The word pumpkin is mostly symbolic with October and Halloween and has a number of Fall related uses. Whether you plan to use your pumpkin as party centerpieces, fall festivals and school projects or front step jack-o-lanterns many decorative ideas can be easily found on Pinterest or Martha Stewart and you are sure to find more than one that meets the specific criteria for your decorating needs, tastes and desires.
If left whole and intact (uncarved) a pumpkin can last months longer than the jack-o-lantern. We once purchased pumpkins for Halloween but never got around to actually carving their faces. They were inside away from insects and the weather so were climate controlled. These pumpkins lasted so long that I had to come up with an idea of something to do with them. It was March following Halloween that we decided to have a pumpkin-shoot and use them for target practice. The children (with constant supervision) gathered their BB guns, BB pistols, their bows and arrows and we had a grand time of it that cool March day in the back yard.
We usually end up buying our pumpkins to carve relatively close to trick or treat day because we have so many squirrels. Our tree-dwelling friends love our carved pumpkins and eat them to the point that the carefully carved design is almost unrecognizable.

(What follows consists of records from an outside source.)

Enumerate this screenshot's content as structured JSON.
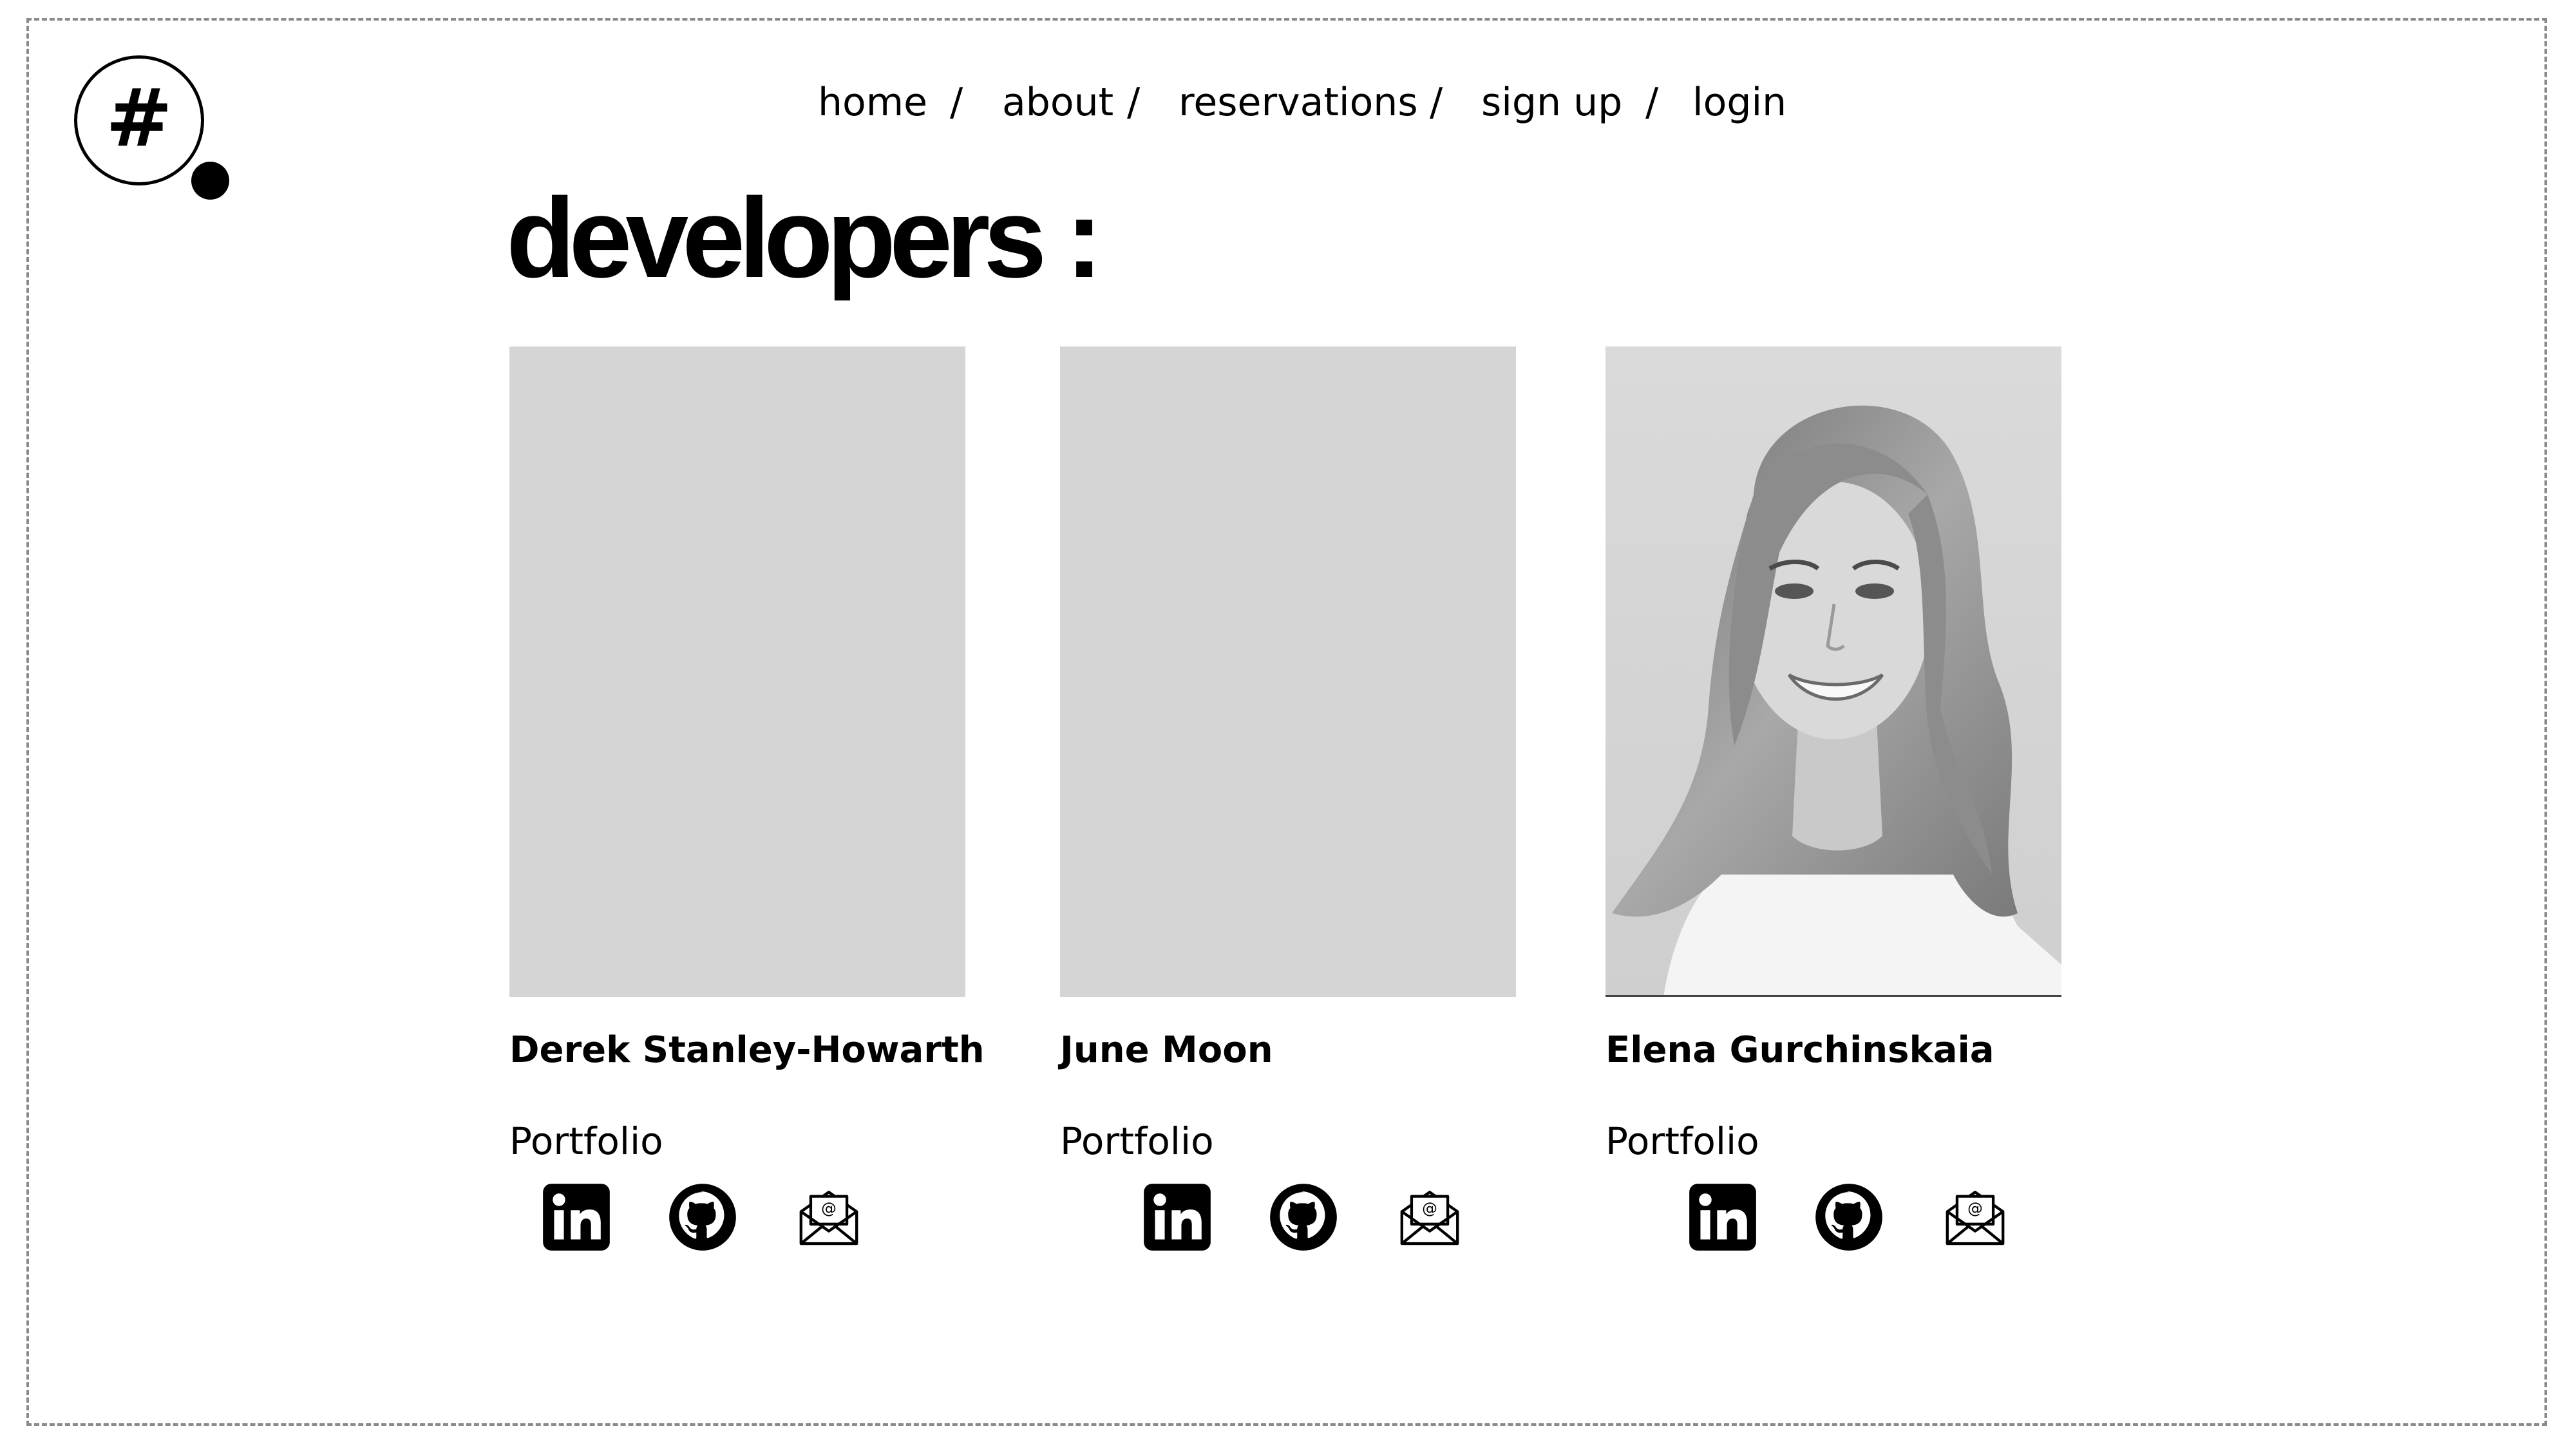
{
  "logo": {
    "symbol": "#"
  },
  "nav": {
    "items": [
      "home",
      "about",
      "reservations",
      "sign up",
      "login"
    ],
    "separator": "/"
  },
  "page_title": "developers :",
  "developers": [
    {
      "name": "Derek Stanley-Howarth",
      "portfolio_label": "Portfolio",
      "has_photo": false
    },
    {
      "name": "June Moon",
      "portfolio_label": "Portfolio",
      "has_photo": false
    },
    {
      "name": "Elena Gurchinskaia",
      "portfolio_label": "Portfolio",
      "has_photo": true
    }
  ],
  "social_icons": [
    "linkedin-icon",
    "github-icon",
    "email-icon"
  ],
  "colors": {
    "placeholder": "#d5d5d5",
    "text": "#000000",
    "frame": "#8a8a8a"
  }
}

On the way home today I passed a neighborhood house whose people had painted their October pumpkins. There were originally three, festively painted and stacked out by their lamppost. I never got around to photographing them for Halloween but no worries as two of the pumpkins are still there all painted for the Christmas season. I will wait to see if these same pumpkins appear with hearts for Saint Valentine’s Day!